Los muros físicos
parecen levantarse bajo cualquier condición que requiera la necesidad de
generar segmentos sociales y materiales para que queden, supuestamente,
a salvo de la invasión y predominio de los intereses de unos por sobre
los de los otros. Esta acción, arquetipo del género humano, ha conducido
a la creación de un mundo que se caracteriza por la multipolaridad de
alternativas y opciones, emergiendo fronteras internas dentro de las
cuales calles, plazas, casas y familias suelen quedar divididas y, por
tanto, dirigidas y administradas, por intereses superiores en constante
enfrentamiento. Los ejemplos son numerosos, así como también los
derrumbes de estas separaciones artificiosas, levantadas interesadamente
bajo conceptos políticos, económicos, sociales y religiosos, con la
pretensión de proponerse como definitivos.
La
Pandemia del Siglo XXI está imponiendo un nuevo modo de construir
muros. Las condiciones sociológicas existentes en nuestra sociedad hasta
antes de la aparición de la notable y global mortalidad causada por un
virus, habían conducido a la emergencia de un individualismo intenso,
con un materialismo
globalizado y definido por aspiraciones de crecimiento, desarrollo y
acumulación que derribaban muros de manera impensada.
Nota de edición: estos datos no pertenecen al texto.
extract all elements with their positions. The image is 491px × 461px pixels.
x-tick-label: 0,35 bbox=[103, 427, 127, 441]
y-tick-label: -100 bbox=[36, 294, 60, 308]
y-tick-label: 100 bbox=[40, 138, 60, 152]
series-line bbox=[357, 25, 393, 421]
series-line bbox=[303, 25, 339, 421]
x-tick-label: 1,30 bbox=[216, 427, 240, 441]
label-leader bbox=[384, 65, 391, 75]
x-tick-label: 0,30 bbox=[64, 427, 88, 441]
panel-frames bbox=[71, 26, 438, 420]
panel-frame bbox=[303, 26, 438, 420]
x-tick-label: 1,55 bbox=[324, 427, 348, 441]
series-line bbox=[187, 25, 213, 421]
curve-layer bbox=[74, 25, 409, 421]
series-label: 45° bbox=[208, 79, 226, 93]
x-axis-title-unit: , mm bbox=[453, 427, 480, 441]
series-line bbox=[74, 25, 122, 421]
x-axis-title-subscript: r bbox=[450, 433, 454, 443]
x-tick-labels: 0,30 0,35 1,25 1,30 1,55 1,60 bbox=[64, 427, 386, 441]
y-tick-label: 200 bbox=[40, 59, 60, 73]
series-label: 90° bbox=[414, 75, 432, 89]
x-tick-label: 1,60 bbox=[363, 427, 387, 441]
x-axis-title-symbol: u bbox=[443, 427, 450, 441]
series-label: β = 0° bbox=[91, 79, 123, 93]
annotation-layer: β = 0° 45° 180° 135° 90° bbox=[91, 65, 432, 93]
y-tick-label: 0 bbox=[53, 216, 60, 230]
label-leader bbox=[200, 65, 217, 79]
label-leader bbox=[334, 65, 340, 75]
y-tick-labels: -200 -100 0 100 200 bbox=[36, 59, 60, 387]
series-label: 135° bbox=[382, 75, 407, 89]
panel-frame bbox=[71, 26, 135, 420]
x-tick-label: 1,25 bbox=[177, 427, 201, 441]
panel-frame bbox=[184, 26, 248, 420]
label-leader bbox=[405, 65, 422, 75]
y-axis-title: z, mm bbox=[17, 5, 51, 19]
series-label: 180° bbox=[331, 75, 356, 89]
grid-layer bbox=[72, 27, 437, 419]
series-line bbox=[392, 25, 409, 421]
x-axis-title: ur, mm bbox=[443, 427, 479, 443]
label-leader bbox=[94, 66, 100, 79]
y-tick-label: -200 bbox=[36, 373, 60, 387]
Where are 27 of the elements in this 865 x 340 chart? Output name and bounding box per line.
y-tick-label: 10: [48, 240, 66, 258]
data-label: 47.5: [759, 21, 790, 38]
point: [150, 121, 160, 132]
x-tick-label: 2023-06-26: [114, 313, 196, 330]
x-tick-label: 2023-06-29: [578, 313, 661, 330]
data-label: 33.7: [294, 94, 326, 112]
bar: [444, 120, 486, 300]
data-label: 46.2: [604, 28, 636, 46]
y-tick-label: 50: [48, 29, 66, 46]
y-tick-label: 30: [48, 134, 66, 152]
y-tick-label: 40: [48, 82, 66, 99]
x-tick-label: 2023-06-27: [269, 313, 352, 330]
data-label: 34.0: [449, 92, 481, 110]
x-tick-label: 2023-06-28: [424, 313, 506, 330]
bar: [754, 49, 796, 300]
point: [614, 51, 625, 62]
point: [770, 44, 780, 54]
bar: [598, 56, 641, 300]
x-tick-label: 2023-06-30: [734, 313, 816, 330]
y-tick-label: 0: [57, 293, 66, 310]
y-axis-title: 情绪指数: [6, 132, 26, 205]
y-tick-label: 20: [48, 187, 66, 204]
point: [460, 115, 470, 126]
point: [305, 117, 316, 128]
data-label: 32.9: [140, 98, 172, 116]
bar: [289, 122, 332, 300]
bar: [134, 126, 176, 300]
Es en este
contexto en donde lo público, lo compartible y la responsabilidad
conjunta, dejaban de existir como algo sólido, conduciendo a que la
responsabilidad del fracaso o del éxito, recaigan totalmente sobre los
hombros del individuo. En palabras de U. Eco, habíamos llegado a vivir
(y aún lo hacemos), en un mundo donde lo principal no es el
reconocimiento, que implica valoración, sino el conocimiento, ser
conocido, que implica puramente notoriedad, publicidad. En este mundo,
el olvido y el desarraigo afectivo se presentan como condición del
éxito, mientras que los valores de la publicidad crean una manera y un
estilo de vivir aparentemente sin fronteras, sin muros. La pandemia
volvió a levantar muros artificiales y, para muchos, absolutamente
necesarios. Pero, paralelamente, dejó al descubierto otra forma de
establecer muros producidos por la línea tradicional del progreso, que
produjo una frontera social que dejamos de ver aun cuando estaba, y
sigue estando, instalada plenamente en nuestra realidad. Pero lo más
grave es que hay muros que seguimos construyendo cotidianamente a
nuestro alrededor y que, insensiblemente, van revelando el rostro
terrorífico de la segregación.
Hay
que construir puentes y no muros, para lo cual hay que desplazarse
desde el lenguaje de los muros hacia el lenguaje de los puentes. Son dos
maneras de hablar que implican cambios fundamentales en las maneras de
construir eso que llamamos “realidad”. La Dirección del Departamento de
Asuntos Públicos de la Gran Logia de Chile lo resume acertadamente:
“Quizás el mundo sea muy diferente cuando todo esto acabe, como ya
sugieren algunos; esperamos que esa diferencia sea para bien. De ser
así, se deberá a esa fuerza extraña que nos empuja a cooperar con los
otros, en la cual se incluye la voluntad de reconstruir de nuevo los
vínculos sociales e institucionales que se hayan quebrado, que incluya a
todos y desde esta enorme diversidad de pensamiento y posturas, podamos
juntos construir el país que queremos para todos”.